Sunday 7 July 2019

Manzanilla Mirabrás 2014 Edición Limitada 15%, Barbadillo

Appearance
Strrawy golden yellow with bright golden highlights.
Nose
Classic and extraordinarily complex Manzanilla with notes of straw, mostly dried herbs, seaside salinity, olive brine, traces of sourdough bread crust, even toasted bread, and acetaldehyde. The flor bitterness is pronounced and there are slightly buttery hints of cabezuela as well, and yet there still remains just a hint of the original Palomino table wine. Super subtle, balanced and elegant.
Palate
Verging on intense but extremely refined. There is still just a trace of lightness and appley fruit behind all the flor and that slightly buttery cabezuela note rounding it off. It is incredibly smooth with the characteristic dry chalky texture from the albariza and a hint of salinity at the end. The key word is balance, there are just so many subtle flavours here, bur all beautifully integrated in a hand made wine watched over with love at every stage. Excellent wine.
Comments
The fascinating Mirabrás project began with the idea of using grapes from 40 year old plus Palomino vines in the Cerro de Leyes vineyard in Santa Lucía to make a classic unfortified Sanlúcar Vino Blanco the way it used to be made: briefly sunning the grapes in the vineyard, fermenting with natural yeasts and ageing on fine lees in toneles well seasoned with Manzanilla and full to restrict flor growth. The first release was the 2014 vintage which was aged for 14 months, first in tanks and then toneles with flor allowed to develop, but not enough to transform the wine, which was then bottled en rama. The vintage currently on sale is the 2017, but the bodega has already sold out, unsurprisingly.

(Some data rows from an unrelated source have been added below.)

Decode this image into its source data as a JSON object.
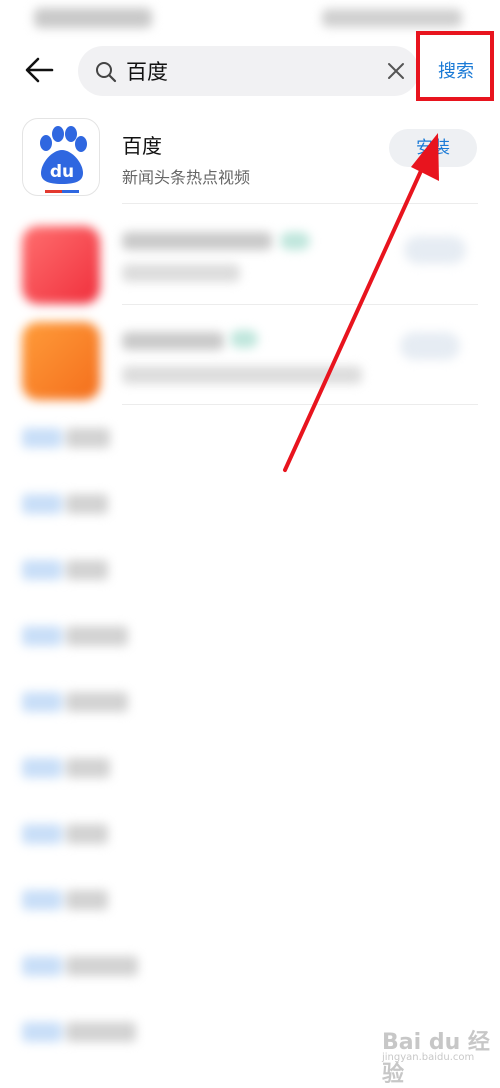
{
  "search": {
    "query": "百度",
    "button_label": "搜索"
  },
  "results": [
    {
      "name": "百度",
      "description": "新闻头条热点视频",
      "action": "安装"
    }
  ],
  "watermark": {
    "text": "Bai du 经验",
    "sub": "jingyan.baidu.com"
  },
  "colors": {
    "accent": "#1a7ad6",
    "annotation": "#e8141e"
  }
}
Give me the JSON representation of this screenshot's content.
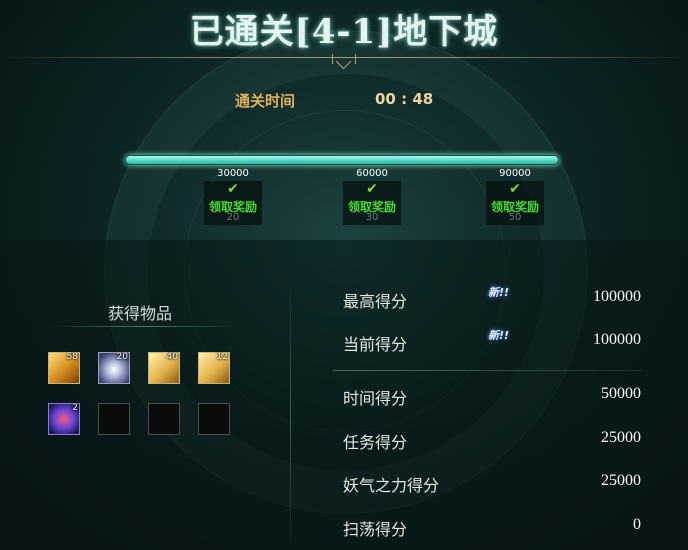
{
  "title": "已通关[4-1]地下城",
  "clear_time": {
    "label": "通关时间",
    "value": "00 : 48"
  },
  "progress_fraction": 1.0,
  "milestones": [
    {
      "score": "30000",
      "claim_label": "领取奖励",
      "number": "20"
    },
    {
      "score": "60000",
      "claim_label": "领取奖励",
      "number": "30"
    },
    {
      "score": "90000",
      "claim_label": "领取奖励",
      "number": "50"
    }
  ],
  "items": {
    "title": "获得物品",
    "slots": [
      {
        "icon": "gold-scroll-icon",
        "count": "58"
      },
      {
        "icon": "silver-orb-icon",
        "count": "20"
      },
      {
        "icon": "gold-card-icon",
        "count": "40"
      },
      {
        "icon": "gold-cards-icon",
        "count": "12"
      },
      {
        "icon": "gem-ball-icon",
        "count": "2"
      },
      {
        "icon": "",
        "count": ""
      },
      {
        "icon": "",
        "count": ""
      },
      {
        "icon": "",
        "count": ""
      }
    ]
  },
  "scores": [
    {
      "label": "最高得分",
      "value": "100000",
      "badge": "新!!"
    },
    {
      "label": "当前得分",
      "value": "100000",
      "badge": "新!!"
    },
    {
      "label": "时间得分",
      "value": "50000"
    },
    {
      "label": "任务得分",
      "value": "25000"
    },
    {
      "label": "妖气之力得分",
      "value": "25000"
    },
    {
      "label": "扫荡得分",
      "value": "0"
    }
  ],
  "colors": {
    "progress_fill": "#4fd9c4",
    "claim_text": "#49d33a",
    "time_label": "#e0b15c"
  }
}
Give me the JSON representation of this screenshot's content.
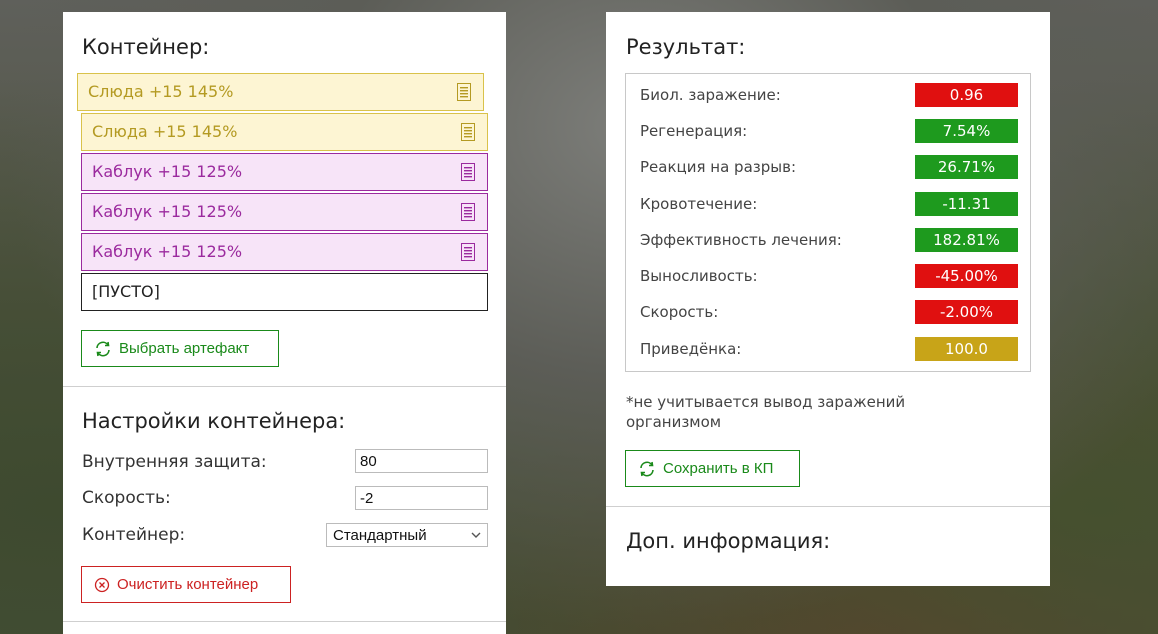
{
  "container": {
    "title": "Контейнер:",
    "slots": [
      {
        "label": "Слюда +15 145%",
        "style": "yellow"
      },
      {
        "label": "Слюда +15 145%",
        "style": "yellow"
      },
      {
        "label": "Каблук +15 125%",
        "style": "purple"
      },
      {
        "label": "Каблук +15 125%",
        "style": "purple"
      },
      {
        "label": "Каблук +15 125%",
        "style": "purple"
      },
      {
        "label": "[ПУСТО]",
        "style": "empty"
      }
    ],
    "select_artifact_label": "Выбрать артефакт"
  },
  "settings": {
    "title": "Настройки контейнера:",
    "internal_protection_label": "Внутренняя защита:",
    "internal_protection_value": "80",
    "speed_label": "Скорость:",
    "speed_value": "-2",
    "container_label": "Контейнер:",
    "container_selected": "Стандартный",
    "clear_label": "Очистить контейнер"
  },
  "result": {
    "title": "Результат:",
    "rows": [
      {
        "label": "Биол. заражение:",
        "value": "0.96",
        "color": "#e01010"
      },
      {
        "label": "Регенерация:",
        "value": "7.54%",
        "color": "#1e9a1e"
      },
      {
        "label": "Реакция на разрыв:",
        "value": "26.71%",
        "color": "#1e9a1e"
      },
      {
        "label": "Кровотечение:",
        "value": "-11.31",
        "color": "#1e9a1e"
      },
      {
        "label": "Эффективность лечения:",
        "value": "182.81%",
        "color": "#1e9a1e"
      },
      {
        "label": "Выносливость:",
        "value": "-45.00%",
        "color": "#e01010"
      },
      {
        "label": "Скорость:",
        "value": "-2.00%",
        "color": "#e01010"
      },
      {
        "label": "Приведёнка:",
        "value": "100.0",
        "color": "#c8a418"
      }
    ],
    "note": "*не учитывается вывод заражений организмом",
    "save_label": "Сохранить в КП"
  },
  "extra": {
    "title": "Доп. информация:"
  },
  "colors": {
    "green": "#1a8a1a",
    "red": "#cc2222",
    "yellow_slot_bg": "#fdf5d3",
    "purple_slot_bg": "#f7e4f8"
  }
}
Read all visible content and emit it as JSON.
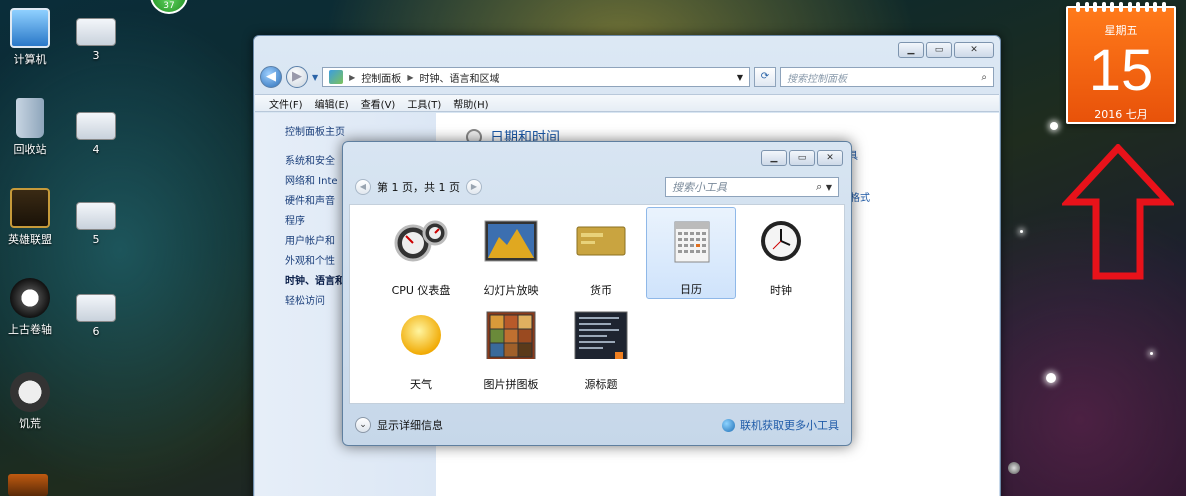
{
  "desktop": {
    "icons": [
      {
        "label": "计算机"
      },
      {
        "label": "回收站"
      },
      {
        "label": "英雄联盟"
      },
      {
        "label": "上古卷轴"
      },
      {
        "label": "饥荒"
      },
      {
        "label": "3"
      },
      {
        "label": "4"
      },
      {
        "label": "5"
      },
      {
        "label": "6"
      }
    ],
    "badge_count": "37"
  },
  "window": {
    "breadcrumb": [
      "控制面板",
      "时钟、语言和区域"
    ],
    "search_placeholder": "搜索控制面板",
    "menu": [
      "文件(F)",
      "编辑(E)",
      "查看(V)",
      "工具(T)",
      "帮助(H)"
    ],
    "sidebar": {
      "home": "控制面板主页",
      "items": [
        {
          "label": "系统和安全",
          "active": false
        },
        {
          "label": "网络和 Inte",
          "active": false
        },
        {
          "label": "硬件和声音",
          "active": false
        },
        {
          "label": "程序",
          "active": false
        },
        {
          "label": "用户帐户和",
          "active": false
        },
        {
          "label": "外观和个性",
          "active": false
        },
        {
          "label": "时钟、语言和",
          "active": true
        },
        {
          "label": "轻松访问",
          "active": false
        }
      ]
    },
    "content": {
      "section_title": "日期和时间",
      "link1": "具",
      "link2": "数字格式"
    }
  },
  "gadget_dialog": {
    "pager": "第 1 页，共 1 页",
    "search_placeholder": "搜索小工具",
    "gadgets": [
      {
        "label": "CPU 仪表盘",
        "icon": "cpu-meter-icon",
        "selected": false
      },
      {
        "label": "幻灯片放映",
        "icon": "slideshow-icon",
        "selected": false
      },
      {
        "label": "货币",
        "icon": "currency-icon",
        "selected": false
      },
      {
        "label": "日历",
        "icon": "calendar-icon",
        "selected": true
      },
      {
        "label": "时钟",
        "icon": "clock-icon",
        "selected": false
      },
      {
        "label": "天气",
        "icon": "weather-icon",
        "selected": false
      },
      {
        "label": "图片拼图板",
        "icon": "picture-puzzle-icon",
        "selected": false
      },
      {
        "label": "源标题",
        "icon": "feed-headlines-icon",
        "selected": false
      }
    ],
    "details_label": "显示详细信息",
    "online_label": "联机获取更多小工具"
  },
  "calendar_gadget": {
    "weekday": "星期五",
    "day": "15",
    "year_month": "2016 七月"
  },
  "colors": {
    "calendar_orange": "#f26a12",
    "arrow_red": "#e8121a",
    "link_blue": "#1e5aa8"
  }
}
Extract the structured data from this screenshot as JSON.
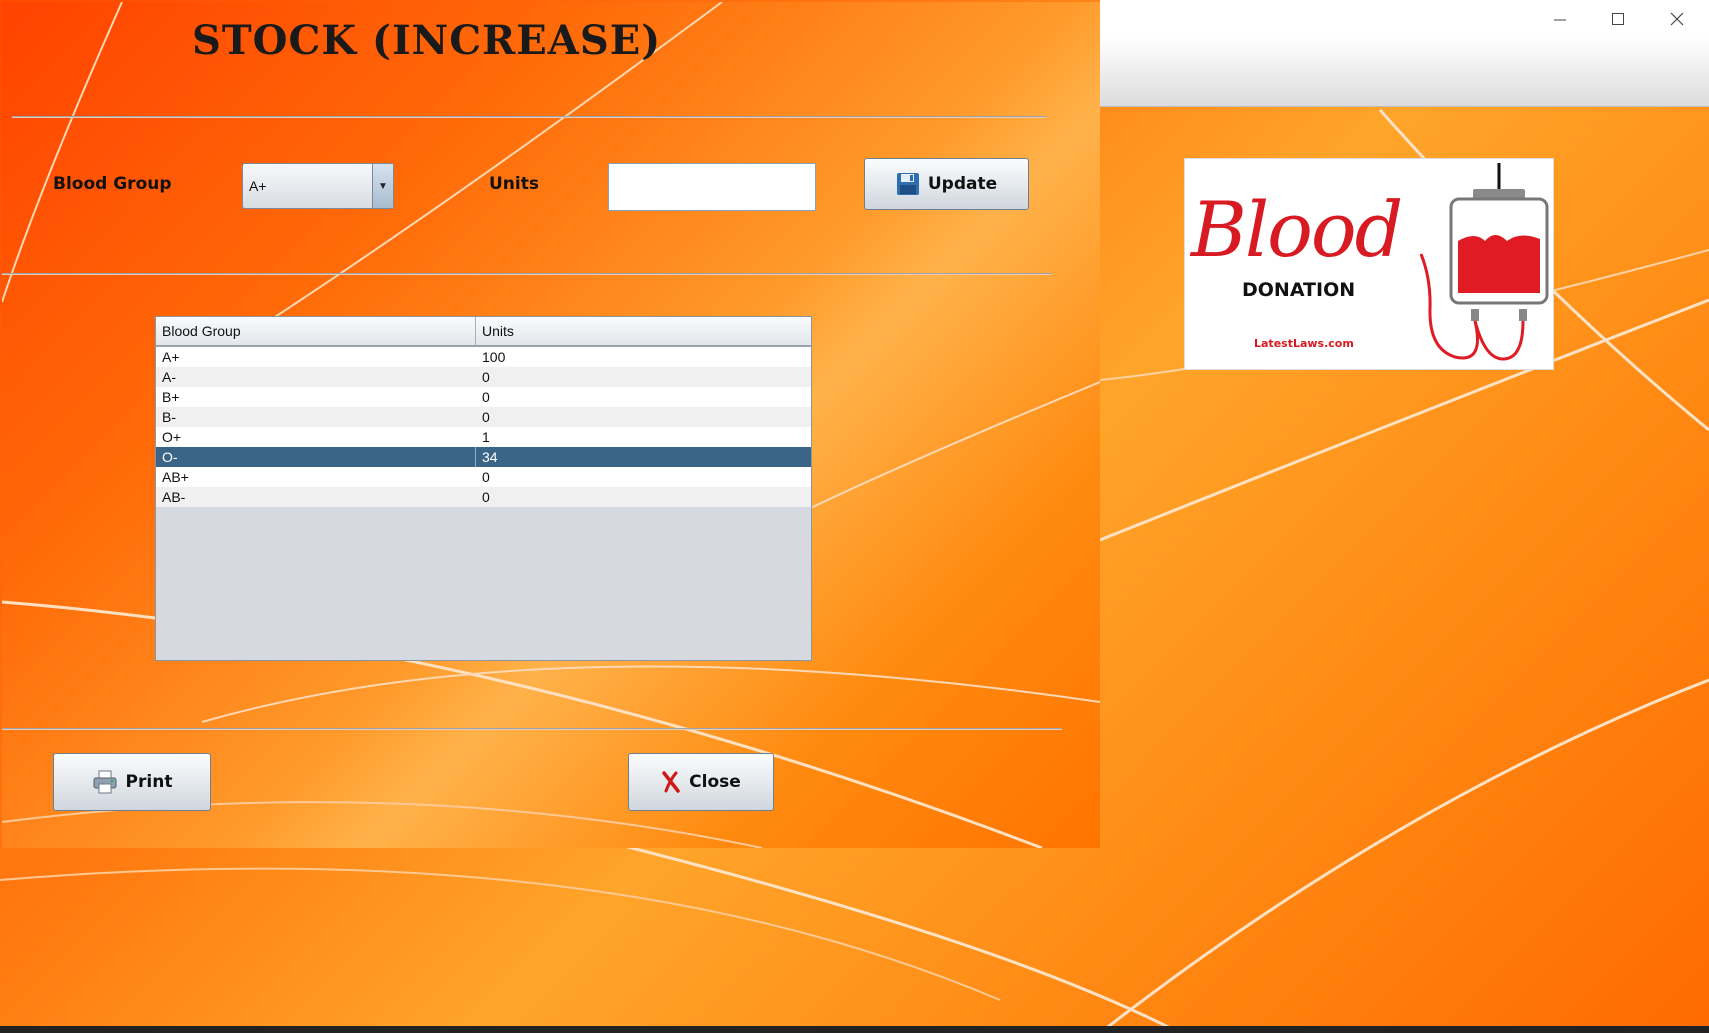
{
  "window": {
    "controls": [
      "minimize",
      "maximize",
      "close"
    ]
  },
  "heading": "STOCK (INCREASE)",
  "form": {
    "blood_group_label": "Blood Group",
    "blood_group_value": "A+",
    "units_label": "Units",
    "units_value": "",
    "update_label": "Update"
  },
  "table": {
    "columns": [
      "Blood Group",
      "Units"
    ],
    "rows": [
      {
        "group": "A+",
        "units": "100"
      },
      {
        "group": "A-",
        "units": "0"
      },
      {
        "group": "B+",
        "units": "0"
      },
      {
        "group": "B-",
        "units": "0"
      },
      {
        "group": "O+",
        "units": "1"
      },
      {
        "group": "O-",
        "units": "34",
        "selected": true
      },
      {
        "group": "AB+",
        "units": "0"
      },
      {
        "group": "AB-",
        "units": "0"
      }
    ]
  },
  "buttons": {
    "print_label": "Print",
    "close_label": "Close"
  },
  "logo": {
    "script_text": "Blood",
    "donation_text": "DONATION",
    "site_text": "LatestLaws.com"
  },
  "icons": {
    "update": "floppy-disk-icon",
    "print": "printer-icon",
    "close": "red-x-icon"
  },
  "colors": {
    "selected_row": "#3b6586",
    "background_orange": "#ff7a10",
    "logo_red": "#d81a22"
  }
}
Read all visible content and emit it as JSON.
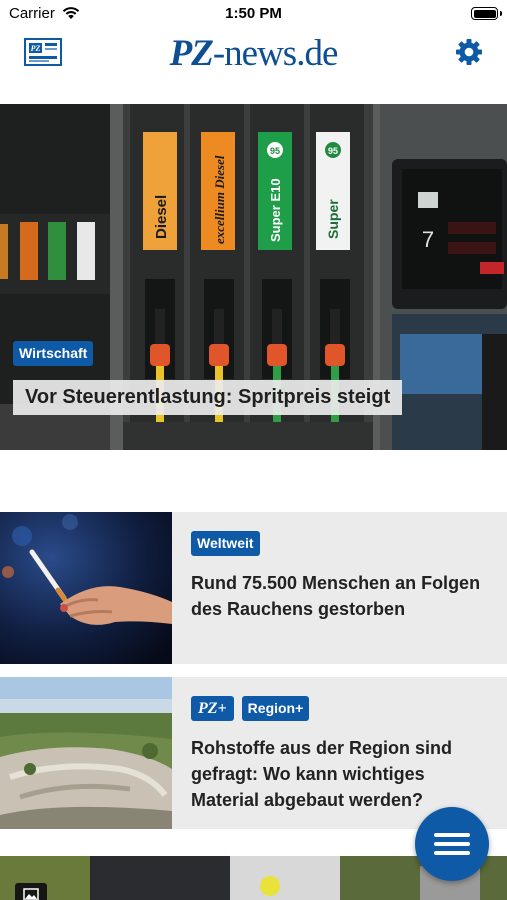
{
  "status_bar": {
    "carrier": "Carrier",
    "time": "1:50 PM"
  },
  "header": {
    "logo_pz": "PZ",
    "logo_rest": "-news.de",
    "brand_color": "#0e4f94"
  },
  "hero": {
    "category": "Wirtschaft",
    "title": "Vor Steuerentlastung: Spritpreis steigt",
    "pump_labels": [
      "Diesel",
      "excellium Diesel",
      "Super E10",
      "Super"
    ],
    "pump_badges": [
      "95",
      "95"
    ]
  },
  "articles": [
    {
      "tags": [
        "Weltweit"
      ],
      "title": "Rund 75.500 Menschen an Folgen des Rauchens gestorben"
    },
    {
      "premium_badge": "PZ+",
      "tags": [
        "Region+"
      ],
      "title": "Rohstoffe aus der Region sind gefragt: Wo kann wichtiges Material abgebaut werden?"
    }
  ],
  "icons": {
    "epaper": "epaper-icon",
    "settings": "gear-icon",
    "menu": "hamburger-menu-icon",
    "photo": "photo-icon"
  },
  "colors": {
    "accent": "#0e5aa7",
    "card_background": "#ebebeb"
  }
}
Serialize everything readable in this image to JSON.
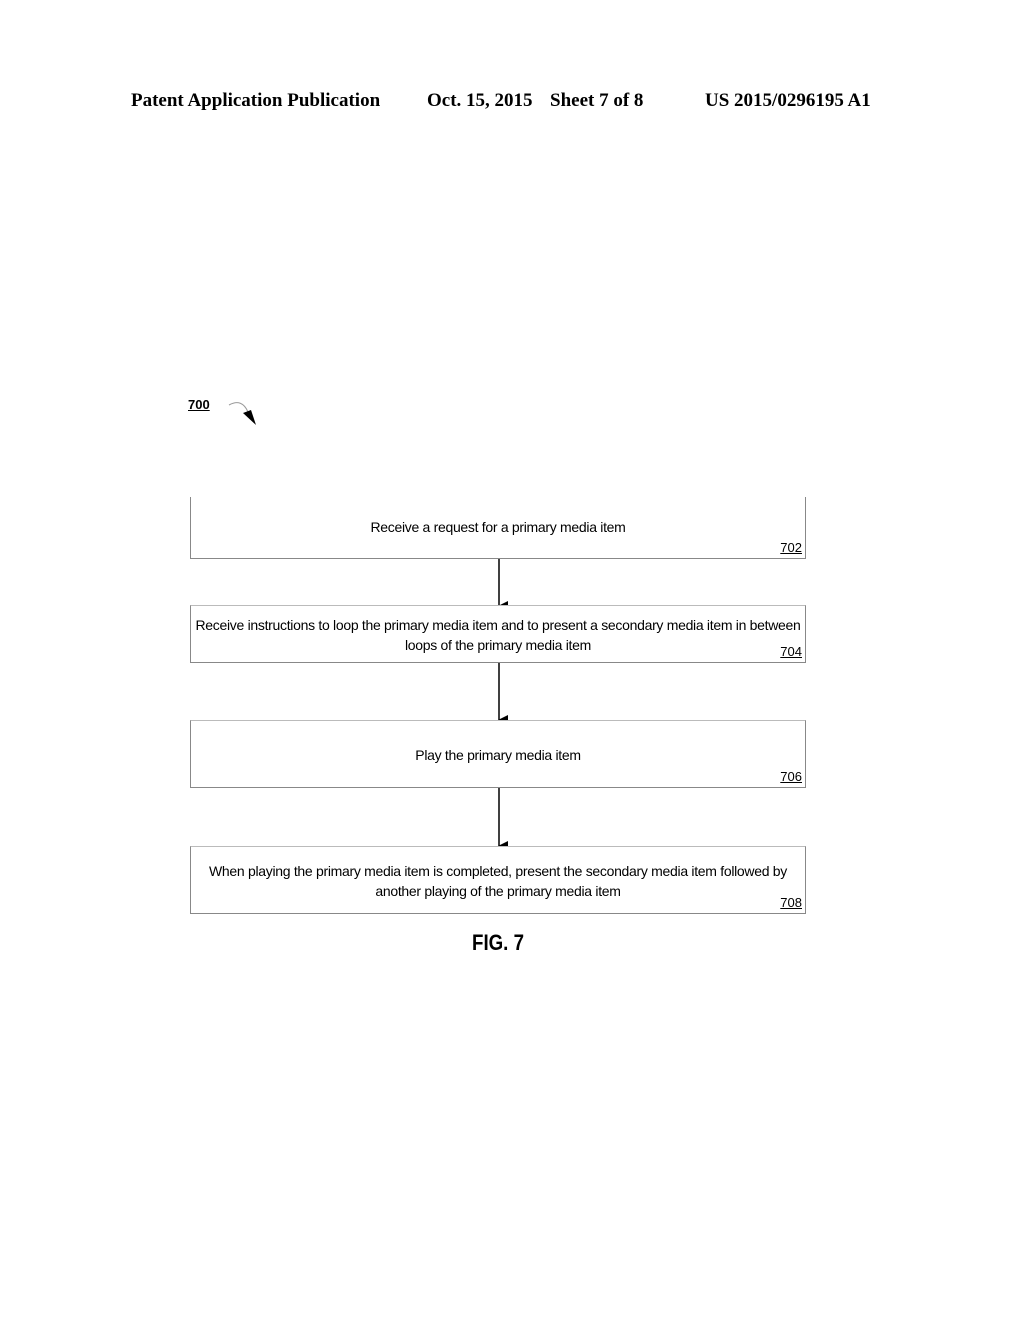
{
  "header": {
    "publication": "Patent Application Publication",
    "date": "Oct. 15, 2015",
    "sheet": "Sheet 7 of 8",
    "number": "US 2015/0296195 A1"
  },
  "figure": {
    "reference": "700",
    "caption": "FIG. 7",
    "steps": [
      {
        "id": "702",
        "text": "Receive a request for a primary media item"
      },
      {
        "id": "704",
        "line1": "Receive instructions to loop the primary media item and to present a secondary media item in between",
        "line2": "loops of the primary media item"
      },
      {
        "id": "706",
        "text": "Play the primary media item"
      },
      {
        "id": "708",
        "line1": "When playing the primary media item is completed, present the secondary media item followed by",
        "line2": "another playing of the primary media item"
      }
    ]
  }
}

This, by contrast, is an unreleased and very limited version of it, also from 2014, statically aged and from a single tonel, but the wine has remained in it since it was transferred from tank in 2016. It was then made into a fully fledged vintage Manzanilla. Thanks to the sunning, the wine already had some 13.5% so very little alcohol was required to bring it up to 15% and flor was allowed to develop. Its development was assisted by the occasional "saca en falso" which involves removing some of the wine and then putting it back again which gives the flor more air and the wine a trace more oxidation. It was bottled en rama in January 2019.